Lusa / Adicionar como fonte informativa
STRINGER via REUTERS

"Prevemos que as ações chinesas, como o trânsito do grupo de barcos chinês no mar da Tasmânia em fevereiro e o lançamento de um míssil balístico intercontinental no Pacífico em setembro de 2024 serão uma característica persistente do nosso ambiente estratégico", lê-se num relatório de Wellington, citado pela agência de notícias France-Presse (AFP).

O documento, obtido pela AFP ao abrigo da Lei de Liberdade de Informação, foi escrito pelas Forças de Defesa da Nova Zelândia e pelo Ministério dos Negócios Estrangeiros em dezembro, altura em que uma flotilha naval chinesa passou pelo mar das Filipinas.
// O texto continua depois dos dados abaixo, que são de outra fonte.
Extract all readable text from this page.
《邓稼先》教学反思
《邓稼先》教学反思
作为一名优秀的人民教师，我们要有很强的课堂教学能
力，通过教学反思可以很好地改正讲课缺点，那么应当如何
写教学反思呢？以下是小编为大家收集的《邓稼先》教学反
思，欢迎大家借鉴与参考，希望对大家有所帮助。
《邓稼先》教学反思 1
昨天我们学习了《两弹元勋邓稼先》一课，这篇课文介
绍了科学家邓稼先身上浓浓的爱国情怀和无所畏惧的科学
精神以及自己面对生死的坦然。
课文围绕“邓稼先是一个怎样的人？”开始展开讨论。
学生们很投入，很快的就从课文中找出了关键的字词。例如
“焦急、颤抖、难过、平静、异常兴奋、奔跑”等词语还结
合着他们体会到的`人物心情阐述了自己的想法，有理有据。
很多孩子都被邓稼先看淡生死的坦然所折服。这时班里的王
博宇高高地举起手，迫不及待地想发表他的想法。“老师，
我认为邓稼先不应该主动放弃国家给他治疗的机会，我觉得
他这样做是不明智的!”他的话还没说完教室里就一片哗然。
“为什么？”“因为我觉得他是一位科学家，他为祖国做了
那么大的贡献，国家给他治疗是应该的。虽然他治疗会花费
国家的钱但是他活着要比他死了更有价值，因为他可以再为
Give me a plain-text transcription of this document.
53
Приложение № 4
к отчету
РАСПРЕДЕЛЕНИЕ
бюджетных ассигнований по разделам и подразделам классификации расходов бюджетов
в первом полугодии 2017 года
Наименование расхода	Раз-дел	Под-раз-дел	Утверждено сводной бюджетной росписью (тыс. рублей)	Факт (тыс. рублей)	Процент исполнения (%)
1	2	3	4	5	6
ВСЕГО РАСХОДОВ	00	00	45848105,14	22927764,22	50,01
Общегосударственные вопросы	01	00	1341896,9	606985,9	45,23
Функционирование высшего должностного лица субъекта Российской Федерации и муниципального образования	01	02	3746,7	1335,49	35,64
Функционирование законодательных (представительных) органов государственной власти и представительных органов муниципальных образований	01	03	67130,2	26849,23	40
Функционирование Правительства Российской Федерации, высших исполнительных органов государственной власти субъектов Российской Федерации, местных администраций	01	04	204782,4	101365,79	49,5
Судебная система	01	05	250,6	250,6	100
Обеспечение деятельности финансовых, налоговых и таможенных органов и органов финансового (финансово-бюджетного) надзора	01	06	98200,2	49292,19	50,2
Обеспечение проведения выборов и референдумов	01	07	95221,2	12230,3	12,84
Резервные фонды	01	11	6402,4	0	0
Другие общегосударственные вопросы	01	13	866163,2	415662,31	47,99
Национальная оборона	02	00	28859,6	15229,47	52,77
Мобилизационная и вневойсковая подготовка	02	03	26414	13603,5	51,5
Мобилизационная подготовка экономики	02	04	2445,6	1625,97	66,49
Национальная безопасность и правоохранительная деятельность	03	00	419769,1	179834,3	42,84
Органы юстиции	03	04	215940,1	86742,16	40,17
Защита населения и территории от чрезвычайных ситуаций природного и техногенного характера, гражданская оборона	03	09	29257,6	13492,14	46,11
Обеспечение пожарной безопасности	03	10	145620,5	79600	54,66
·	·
"As autoridades neozelandesas estão em contacto próximo com os seus homólogos australianos e mantêm vigilância operacional sobre estes navios", refere o relatório.

O documento de 15 páginas foi enviado ao primeiro-ministro da Nova Zelândia, Christopher Luxon, e aos ministros com a tutela da Defesa e dos Negócios Estrangeiros.

A China gastou milhares de milhões de euros na defesa nos últimos anos, algo que preocupa alguns governos, embora Pequim insista que os seus objetivos são pacíficos.

A marinha chinesa, em particular, tem crescido rapidamente, à medida que os líderes da segunda maior economia do mundo procuram alargar a influência no Pacífico, uma região onde os Estados Unidos são há muito a potência dominante.

As preocupações de Wellington com os movimentos militares chineses já tinham sido intensificadas pelo envio planeado de três navios de guerra chineses para o mar da Tasmânia, localizado entre a Austrália e a Nova Zelândia, em fevereiro de 2025.

A maior parte do relatório enviado à AFP foi censurada por razões de privacidade, segurança nacional e confidencialidade.

Nas secções não editadas, as autoridades admitem que o destacamento de tropas chinesas no mar da Tasmânia foi conduzido em conformidade com o direito internacional, incluindo a Convenção das Nações Unidas sobre o Direito do Mar.

"Isto inclui a forma como o grupo da missão notificou as suas intenções de realizar exercícios com munições reais, o que acreditamos não estar em consonância com as melhores práticas internacionais e que obrigou várias companhias aéreas a alterar as suas rotas", refere o relatório.

O destacamento de tropas chinesas no mar das Filipinas, em dezembro, "foi consistente com a expansão gradual da presença da China na segurança marítima do Pacífico Sul ao longo da última década", acrescenta.

"Pequim destacou uma vasta gama de embarcações militares para a região, incluindo, entre outras, navios-hospital, grandes navios de assalto anfíbio em apoio de operações de ajuda humanitária e socorro em caso de catástrofe, e navios de apoio a eventos espaciais", diz o documento.

Os navios de apoio a eventos espaciais são concebidos para rastrear lançamentos de foguetões, satélites e atividades de mísseis balísticos intercontinentais.